A little more than a week ago Greenwald worked with CBC reporters to “break” a story about alleged spying by Canada’s equivalent of NSA on airport passengers that supposedly continued for days after they left the airport. As usual, the report was deeply flawed, as explained by Matthew Aid, author of The Secret Sentry: The Untold History of the National Security Agency: Analysis Indicates Recent CBC Story About Canadian SIGINT Agency Spying on Travellers Incorrect.
On January 30, the Canadian television channel CBC broke a story written by Greg Weston, Glenn Greenwald and Ryan Gallagher, saying that the Communications Security Establishment Canada (CSEC), which is Canada’s equivalent of NSA, used airport WiFi to track Canadian travellers – something which was claimed to be almost certainly illegal.

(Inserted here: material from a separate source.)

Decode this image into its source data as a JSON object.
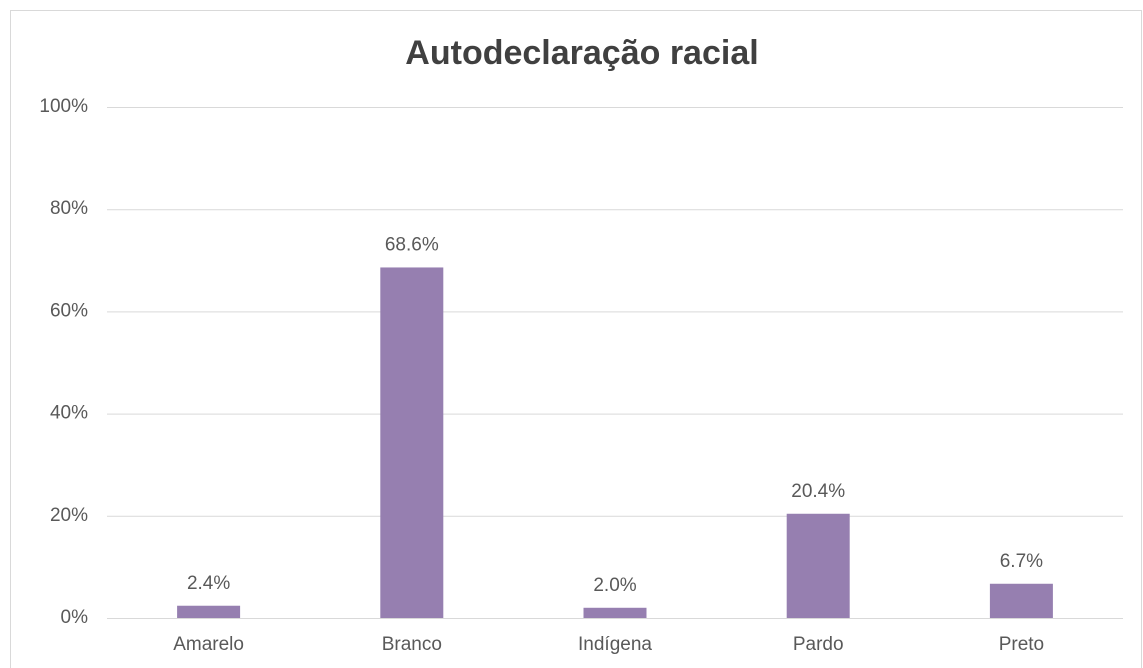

This story was apperently based upon an internal CSEC presentation (pdf) from May 2012 which is titled “IP Profiling Analytics & Mission Impacts.”
However, as is often the case with many of the stories based on the Snowden-documents, it seems that the original CSEC presentation was incorrectly interpreted and presented by Canadian television.
Read all the gory details at the Aid’s blog.
Then yesterday, Greenwald–in collaboration with NBC News–released a truly bizarre article, Snowden Docs: British Spies Used Sex and ‘Dirty Tricks’, that reveals methods and sources for the GCHQ’s efforts to arrest malicious hackers, criminals, and terrorists, and to prevent nuclear proliferation. You have to wonder why NBC news thought those efforts were somehow wrong or illegal. I’m running out of space, so I’ll let Bob Cesca explain the problems with this story.
There’s one sentence in the new Glenn Greenwald revelation for NBC News that renders everything that follows mostly irrelevant. It’s the lede. And not even the entire lede — just the first part of it.
British spies have developed “dirty tricks” for use against nations, hackers, terror groups, suspected criminals and arms dealers…
The only sane reaction to this news should be, “Great!” We don’t really need to know anything else. But that didn’t stop Greenwald and NBC News from spilling the beans on operations that target such poor helpless victims as malicious hackers, the Taliban, Iran and, yes, terrorists dealing in loose nukes.
See more examples at The Daily Banter. Cesca sums up:
Regardless, what we’re looking at here is another leak from Greenwald & Company that tips off some of our most dangerous enemies including and especially the looming threat of nuclear proliferation and loose nukes. These leaks have been published yet again under the banner of the public interest, but it’s difficult to see any public interest in an operation expressly aimed at those who even the article admits are our “enemies.”
Greenwald has been publishing quite a few leaks about British spying lately. I have to assume that this is his threatened revenge for the Brits detaining David Miranda at Heathrow airport last year. Pretty childish, if you ask me.
Now it’s your turn. What have you been reading and blogging about? Please share your links in the comment thread, and have a terrific weekend!